Decir“hay que creerle a la víctima sin tener un juicio previo es arrasar con este principio, es modificar la máquina mitológica, es transformar a la víctima en un instrumento regni. La modificación del pacto afectivo vincula el hecho con el resentimiento. La aristocracia del dolor ennoblece la individualidad de alguien que levanta una voz que busca re-sentir. El dispositivo victimista supone la crisis radical de los elementos republicanos y la forma de erigir una sacralidad de una política postdemocrática. 

Dice Michel Wieviorka: “la cara inquietante de la era de las víctimas aludiendo a la víctima como nuevo actor social que se contrapone al ciudadano. El imperio del trauma supone también acciones que no fueron judicializadas o que no pudieron ser judicializadas, pensemos en genocidios que no fueron juzgados. En dichos casos la denuncia se configura en términos de una narrativa de carácter social o literaria. Y aún en esas instancias, la frase tal como la venimos desgranando (“hay que creerle a la víctima”) es colocar a los sujetos en el lugar de mártires sacrificados. No sin consecuencias, el Papa canonizó a las víctimas del genocidio armenio, por ejemplo. Dicho nombramiento tiene como efecto la santificación y, por ende, la suspensión del cuerpo de cada quien. Frente a cuerpos (de víctimas) desaparecidos, la martirización los vuelve a invisibilizar en su constitución corporal. 

El símbolo de la víctima es su pasividad, no hace, sino que le hacen, requiriendo cuidado y atención. Personajes dolientes que buscan compasión, proximidad o rabia. Lo barroco de un mundo de víctimas no tiene como fin la prueba sino el mostrar, el impresionar, el fascinar y conmocionar. Lo característico de lo que podemos rastrear del barroco en la actualidad, expresa Gabriel Gatti, es cómo se representa a la víctima a través de la emoción, y cómo es proyectada como res pública.

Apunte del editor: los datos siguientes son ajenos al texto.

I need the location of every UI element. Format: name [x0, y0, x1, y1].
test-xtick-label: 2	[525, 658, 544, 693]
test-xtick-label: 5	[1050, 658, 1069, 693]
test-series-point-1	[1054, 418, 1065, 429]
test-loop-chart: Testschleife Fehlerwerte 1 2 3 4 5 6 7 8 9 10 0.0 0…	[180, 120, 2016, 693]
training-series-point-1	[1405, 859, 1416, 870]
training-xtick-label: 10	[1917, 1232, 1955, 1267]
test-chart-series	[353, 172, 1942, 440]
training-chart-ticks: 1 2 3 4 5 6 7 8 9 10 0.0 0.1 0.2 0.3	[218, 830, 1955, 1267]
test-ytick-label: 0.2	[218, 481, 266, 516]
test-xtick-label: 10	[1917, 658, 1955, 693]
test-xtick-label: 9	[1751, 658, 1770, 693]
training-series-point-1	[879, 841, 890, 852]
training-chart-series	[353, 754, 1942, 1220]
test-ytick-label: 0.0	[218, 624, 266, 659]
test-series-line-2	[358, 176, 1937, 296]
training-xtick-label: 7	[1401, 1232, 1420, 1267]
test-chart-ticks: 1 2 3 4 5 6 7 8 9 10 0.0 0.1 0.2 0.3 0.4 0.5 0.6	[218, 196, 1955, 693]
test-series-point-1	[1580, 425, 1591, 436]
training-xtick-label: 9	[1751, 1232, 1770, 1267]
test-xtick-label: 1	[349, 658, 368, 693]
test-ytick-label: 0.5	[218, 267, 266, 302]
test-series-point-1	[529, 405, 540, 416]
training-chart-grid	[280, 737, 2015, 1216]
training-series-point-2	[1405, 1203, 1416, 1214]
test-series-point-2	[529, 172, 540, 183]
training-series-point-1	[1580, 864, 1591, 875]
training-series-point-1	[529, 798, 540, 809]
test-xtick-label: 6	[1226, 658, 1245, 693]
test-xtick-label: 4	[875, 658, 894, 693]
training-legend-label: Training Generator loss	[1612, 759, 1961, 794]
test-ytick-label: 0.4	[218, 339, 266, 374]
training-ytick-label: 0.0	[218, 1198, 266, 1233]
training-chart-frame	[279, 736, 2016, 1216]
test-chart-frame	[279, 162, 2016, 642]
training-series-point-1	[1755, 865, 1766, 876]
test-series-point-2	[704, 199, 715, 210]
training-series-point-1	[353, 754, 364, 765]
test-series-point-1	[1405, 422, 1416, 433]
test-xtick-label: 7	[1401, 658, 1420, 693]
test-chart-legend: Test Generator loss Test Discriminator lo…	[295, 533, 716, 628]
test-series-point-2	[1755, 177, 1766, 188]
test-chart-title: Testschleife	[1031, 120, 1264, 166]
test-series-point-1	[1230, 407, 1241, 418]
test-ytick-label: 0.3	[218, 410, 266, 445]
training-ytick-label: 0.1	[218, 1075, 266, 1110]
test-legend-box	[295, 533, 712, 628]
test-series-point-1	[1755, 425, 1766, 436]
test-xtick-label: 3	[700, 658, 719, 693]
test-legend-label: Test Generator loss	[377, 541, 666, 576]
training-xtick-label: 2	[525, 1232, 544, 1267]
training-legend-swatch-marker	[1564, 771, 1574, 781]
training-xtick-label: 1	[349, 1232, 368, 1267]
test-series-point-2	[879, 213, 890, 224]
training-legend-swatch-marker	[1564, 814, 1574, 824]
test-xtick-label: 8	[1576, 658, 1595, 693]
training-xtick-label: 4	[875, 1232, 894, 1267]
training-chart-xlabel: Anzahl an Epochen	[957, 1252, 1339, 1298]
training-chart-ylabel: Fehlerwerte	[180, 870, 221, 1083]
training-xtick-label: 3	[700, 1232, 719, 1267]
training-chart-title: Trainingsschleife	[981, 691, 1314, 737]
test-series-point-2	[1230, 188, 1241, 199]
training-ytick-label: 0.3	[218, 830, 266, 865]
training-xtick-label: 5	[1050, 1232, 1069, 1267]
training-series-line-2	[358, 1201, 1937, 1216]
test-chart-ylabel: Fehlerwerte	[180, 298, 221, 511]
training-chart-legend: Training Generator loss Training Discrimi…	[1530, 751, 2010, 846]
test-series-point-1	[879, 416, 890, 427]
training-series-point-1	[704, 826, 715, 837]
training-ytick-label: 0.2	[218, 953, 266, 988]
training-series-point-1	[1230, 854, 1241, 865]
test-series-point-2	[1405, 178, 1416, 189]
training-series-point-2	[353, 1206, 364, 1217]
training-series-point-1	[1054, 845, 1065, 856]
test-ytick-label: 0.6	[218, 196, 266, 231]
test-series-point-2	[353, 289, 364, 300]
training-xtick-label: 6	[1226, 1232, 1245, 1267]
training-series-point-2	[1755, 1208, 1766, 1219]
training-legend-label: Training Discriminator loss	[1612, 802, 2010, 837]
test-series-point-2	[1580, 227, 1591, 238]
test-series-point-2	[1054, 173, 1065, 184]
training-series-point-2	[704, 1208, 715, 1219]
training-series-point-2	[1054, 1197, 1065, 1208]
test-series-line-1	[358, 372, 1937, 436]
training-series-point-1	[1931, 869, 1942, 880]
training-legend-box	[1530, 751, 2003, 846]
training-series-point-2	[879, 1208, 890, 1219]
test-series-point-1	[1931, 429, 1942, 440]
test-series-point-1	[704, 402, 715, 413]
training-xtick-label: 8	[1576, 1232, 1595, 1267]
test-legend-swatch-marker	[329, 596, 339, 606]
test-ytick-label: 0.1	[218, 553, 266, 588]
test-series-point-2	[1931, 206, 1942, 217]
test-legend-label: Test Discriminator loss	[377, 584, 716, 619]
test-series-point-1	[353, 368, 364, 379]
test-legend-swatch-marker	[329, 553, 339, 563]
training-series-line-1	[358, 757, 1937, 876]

No importa si hacemos referencia a un habitante común o a una exprimera dama de la Nación, creerle a la víctima por el solo hecho de la enunciación de una exposición nos coloca dentro de los parámetros de un tiempo dañado. Quiero decir, un tiempo donde el daño asume su poderío. Ante la destrucción de lo justiciable, la estética cumple con su potestad, busca impresionar, afectar, sobresaltar, asombrar, resentir.